I Need To Study Clusters So I Handmade This Longboi

Posted Oct 13, 2025

By Usman Masood Ashraf

views 8 min read

INTRODUCTION

The raspberry pi cluster pictured in the Reddit post – nicknamed “Longboi” by its creator – represents more than just an impressive homelab flex. It embodies a fundamental DevOps truth: there’s no substitute for hands-on infrastructure experimentation. When you need to understand distributed systems, container orchestration, and high-availability architectures, building physical clusters delivers insights no cloud console can match.

In professional environments, we increasingly manage infrastructure through abstraction layers – Kubernetes, Terraform, cloud APIs. But when these abstractions fail (and they will fail), engineers who understand the underlying metal-and-silicon reality have a critical advantage. This is why serious DevOps practitioners maintain homelabs: physical environments where we can break things without consequences, test failure scenarios, and observe systems at the packet level.

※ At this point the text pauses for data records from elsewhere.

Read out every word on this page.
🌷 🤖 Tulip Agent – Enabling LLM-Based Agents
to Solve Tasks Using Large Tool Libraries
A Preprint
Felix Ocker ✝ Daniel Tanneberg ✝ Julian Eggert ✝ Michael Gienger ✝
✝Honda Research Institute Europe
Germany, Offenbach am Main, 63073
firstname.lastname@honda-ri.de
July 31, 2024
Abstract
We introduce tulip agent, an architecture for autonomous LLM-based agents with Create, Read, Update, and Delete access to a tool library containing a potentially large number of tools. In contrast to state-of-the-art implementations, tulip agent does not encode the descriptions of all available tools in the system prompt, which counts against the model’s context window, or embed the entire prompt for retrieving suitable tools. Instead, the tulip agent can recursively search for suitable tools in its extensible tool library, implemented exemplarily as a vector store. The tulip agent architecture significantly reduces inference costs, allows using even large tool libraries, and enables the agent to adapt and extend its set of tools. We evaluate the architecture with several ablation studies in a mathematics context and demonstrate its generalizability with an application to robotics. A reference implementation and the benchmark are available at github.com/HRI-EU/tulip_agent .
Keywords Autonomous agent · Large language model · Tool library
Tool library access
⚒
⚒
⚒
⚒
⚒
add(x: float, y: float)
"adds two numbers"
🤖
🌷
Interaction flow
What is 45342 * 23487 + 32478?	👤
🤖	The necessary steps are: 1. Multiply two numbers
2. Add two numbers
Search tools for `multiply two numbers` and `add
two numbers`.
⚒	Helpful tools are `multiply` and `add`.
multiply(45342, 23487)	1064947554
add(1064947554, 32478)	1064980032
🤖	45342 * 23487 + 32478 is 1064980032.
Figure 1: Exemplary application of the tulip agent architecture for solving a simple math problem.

In this comprehensive guide, we’ll dissect a real-world Raspberry Pi cluster build while exploring:

Cluster fundamentals – What makes distributed systems different
Hardware selection – Why RPi 5 + NVMe creates capable nodes
Orchestration choices – Lightweight Kubernetes vs Docker Swarm
Storage challenges – Making NVMe work in ARM environments
Power management – The critical role of proper UPS integration
Observability – Monitoring bare-metal clusters effectively

Whether you’re preparing for CKA certification, architecting production systems, or simply satisfying technical curiosity, this deep dive will equip you with practical cluster operations knowledge that translates directly to enterprise environments.

UNDERSTANDING THE TOPIC

What Is a Computing Cluster?

A computer cluster is a group of interconnected machines (“nodes”) that work together as a single system to provide:

High Availability (HA): Continuous operation through redundancy
Horizontal Scaling: Distributed workload processing
Fault Tolerance: Automatic failure recovery
Parallel Processing: Simultaneous task execution

Clusters differ from single-server setups in their networked coordination – nodes communicate via high-speed links to synchronize state and distribute workloads. The Reddit poster’s “Longboi” exemplifies a homogeneous cluster (identical Raspberry Pi 5 nodes), but production environments often mix hardware profiles.

Historical Context

Cluster computing evolved through three key phases:

Mainframe Era (1960s): Single massive computers with redundancy
Beowulf Clusters (1990s): COTS (Commercial Off-The-Shelf) machines networked with Linux
Cloud & Container Era (2010s): Virtualized clusters managed by orchestration systems

Modern DevOps clusters combine Beowulf’s hardware pragmatism with cloud-native orchestration – exactly what our RPi 5 build demonstrates.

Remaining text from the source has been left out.